Wiśnie poniżej progu opłacalności

- Jest to doskonały przykład niewłaściwego funkcjonowania rynku skupu owoców miękkich - uważa Gustaw Jędrejek, prezes LIR. - Sytuacja taka powoduje ciągłą niepewność producentów wiśni i brak możliwości jakiegokolwiek planowania produkcji. W dużej mierze przyczynia się również do ciągłej zmiany powierzchni sadów. To wszystko wpływa na ciągłą huśtawkę cen owoców.
Zdaniem zarządu izby, sprawę mogłaby rozwiązać poprawka do ustawy o organizacji niektórych rynków rolnych.
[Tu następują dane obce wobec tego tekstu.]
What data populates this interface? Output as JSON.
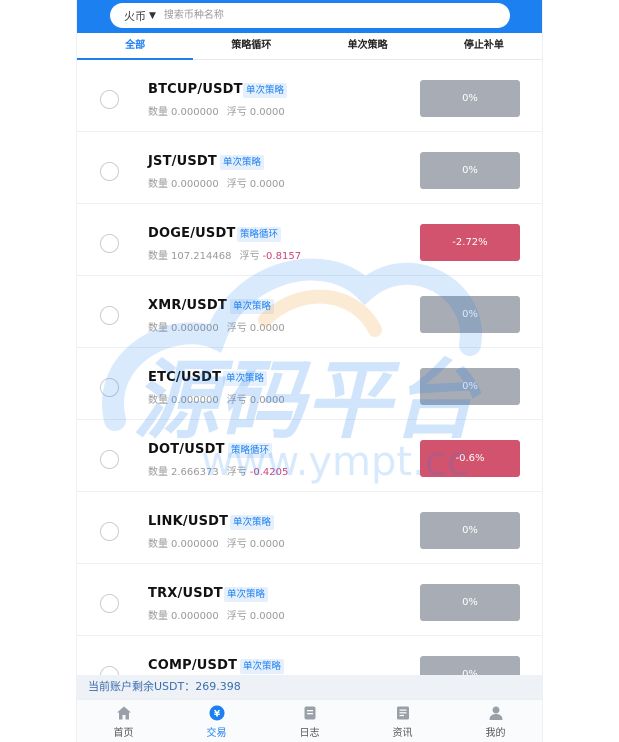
{
  "header": {
    "exchange_label": "火币",
    "exchange_arrow": "▼",
    "search_placeholder": "搜索币种名称"
  },
  "tabs": [
    {
      "label": "全部",
      "active": true
    },
    {
      "label": "策略循环",
      "active": false
    },
    {
      "label": "单次策略",
      "active": false
    },
    {
      "label": "停止补单",
      "active": false
    }
  ],
  "labels": {
    "qty": "数量",
    "pnl": "浮亏"
  },
  "rows": [
    {
      "symbol": "BTCUP/USDT",
      "tag": "单次策略",
      "qty": "0.000000",
      "pnl": "0.0000",
      "pnl_negative": false,
      "button": "0%",
      "button_style": "gray"
    },
    {
      "symbol": "JST/USDT",
      "tag": "单次策略",
      "qty": "0.000000",
      "pnl": "0.0000",
      "pnl_negative": false,
      "button": "0%",
      "button_style": "gray"
    },
    {
      "symbol": "DOGE/USDT",
      "tag": "策略循环",
      "qty": "107.214468",
      "pnl": "-0.8157",
      "pnl_negative": true,
      "button": "-2.72%",
      "button_style": "red"
    },
    {
      "symbol": "XMR/USDT",
      "tag": "单次策略",
      "qty": "0.000000",
      "pnl": "0.0000",
      "pnl_negative": false,
      "button": "0%",
      "button_style": "gray"
    },
    {
      "symbol": "ETC/USDT",
      "tag": "单次策略",
      "qty": "0.000000",
      "pnl": "0.0000",
      "pnl_negative": false,
      "button": "0%",
      "button_style": "gray"
    },
    {
      "symbol": "DOT/USDT",
      "tag": "策略循环",
      "qty": "2.666373",
      "pnl": "-0.4205",
      "pnl_negative": true,
      "button": "-0.6%",
      "button_style": "red"
    },
    {
      "symbol": "LINK/USDT",
      "tag": "单次策略",
      "qty": "0.000000",
      "pnl": "0.0000",
      "pnl_negative": false,
      "button": "0%",
      "button_style": "gray"
    },
    {
      "symbol": "TRX/USDT",
      "tag": "单次策略",
      "qty": "0.000000",
      "pnl": "0.0000",
      "pnl_negative": false,
      "button": "0%",
      "button_style": "gray"
    },
    {
      "symbol": "COMP/USDT",
      "tag": "单次策略",
      "qty": "",
      "pnl": "",
      "pnl_negative": false,
      "button": "0%",
      "button_style": "gray"
    }
  ],
  "balance": "当前账户剩余USDT：269.398",
  "nav": [
    {
      "label": "首页",
      "icon": "home-icon",
      "active": false
    },
    {
      "label": "交易",
      "icon": "trade-icon",
      "active": true
    },
    {
      "label": "日志",
      "icon": "log-icon",
      "active": false
    },
    {
      "label": "资讯",
      "icon": "news-icon",
      "active": false
    },
    {
      "label": "我的",
      "icon": "user-icon",
      "active": false
    }
  ],
  "watermark": {
    "text": "源码平台",
    "url": "www.ympt.cc"
  },
  "colors": {
    "accent": "#1c80f0",
    "button_gray": "#a8acb4",
    "button_red": "#d2536d",
    "negative": "#c9467a"
  }
}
W chwili obecnej, zgodnie z cytowaną ustawą, dostarczenie owoców do punktu skupu (dystrybutora) wymaga zawarcia umowy.
- Według zarządu Lubelskiej Izby Rolniczej problemem jest brak ustanowionej granicznej daty zawarcia takiej umowy - informuje Gustaw Jędrejek. - Naszym zdaniem powinien to być koniec I kwartału lub początek okresu wegetacyjnego danej rośliny.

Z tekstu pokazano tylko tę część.